Over the next few years, Diet Pepsi would roll out a series of Ray Charles commercials, most of them incorporating at least some of the song, traversing a number of schticks (also, hey is that Andy Dick?). They really should suck, but Ray Charles’s itchy charisma kind of pulls it off, a point one of the spots makes with gloating, star-studded abandon. As the song portrayed itself triumphing over law and conquering the nations, TV reporters delivered big, dumb, friendly stories about it.
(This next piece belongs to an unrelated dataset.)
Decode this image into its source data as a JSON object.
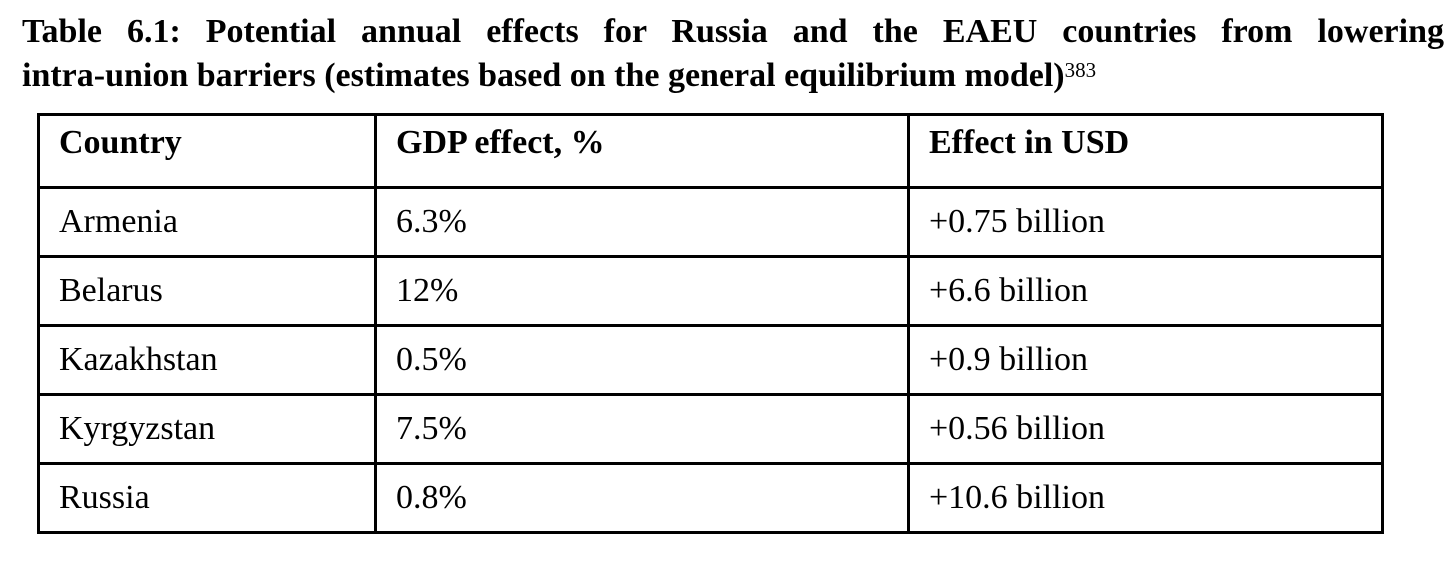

David Novak, an executive VP at Pepsi, said the goal of the campaign was “to take our new theme line, ‘You’ve got the right one baby, uh-huh,’ and make it a part of the American vernacular”—a goal it fleetingly attained.
The power of the ad, ultimately, is that it manages to be fully a Ray Charles Song and fully a Diet Pepsi Commercial, rendering each thing a coequal form of the other. Its cause—the ever-farther spread of one irrepressibly lovable, unsurpassably colorful, and eminently soulful no-cal beverage—justifies its form—a never-endingly watchable, indiscriminately boppable, absolutely remunerative mini-movie of Ray and the Raelettes working it pepsily across a soundstage—and vice versa. Like a marble victory column, it reconfigures the space around it into an argument for dominion, while reconceiving dominion as an opportunity for art.
Grace Slick has an admirable sense of mischief and a voice like a Mack truck, and she’s trying to be an ally. But her Funky Chicken with the Devil ultimately falls short. Ray Charles, by embracing the hilarity of our predicament—that our very refreshment comes at the mercy of corporate emanations whose depravity no muse can cure—has more to tell us about ourselves, our hungers, our thirsts. And when, a jillion years hence, wisps of “You Got the Right One Baby” radiate out past the sentient beings of some distant galaxy, those who live there will know something real about what we were. And they, too, shall say: Uh-huh.
 It is impossible to discuss Pepsi TV ads of the 1980s without briefly mentioning Michael Jackson. Between the time this column was written and its publication, HBO released Dan Reed’s harrowing documentary Leaving Neverland, which reveals that among those Jackson abused were the young co-stars of some of the commercials he made. I can’t pretend to know how we navigate the serious discussion this revelation has, thankfully and at long last, engendered, but I have opted not to link to Jackson’s videos here.
 The video for “Nothing’s Gonna Stop Us Now,” which partly re-casts the movie “Mannequin” (on whose soundtrack the song appeared) with the members of Starship, and the David Bowie Pepsi ad, which shows a nerded-out Bowie weird-sciencing himself a playmate only to accidentally spill Pepsi on the console and render her really something, have a factor in common: they are both, coincidentally, re-tellings of Pygmalion.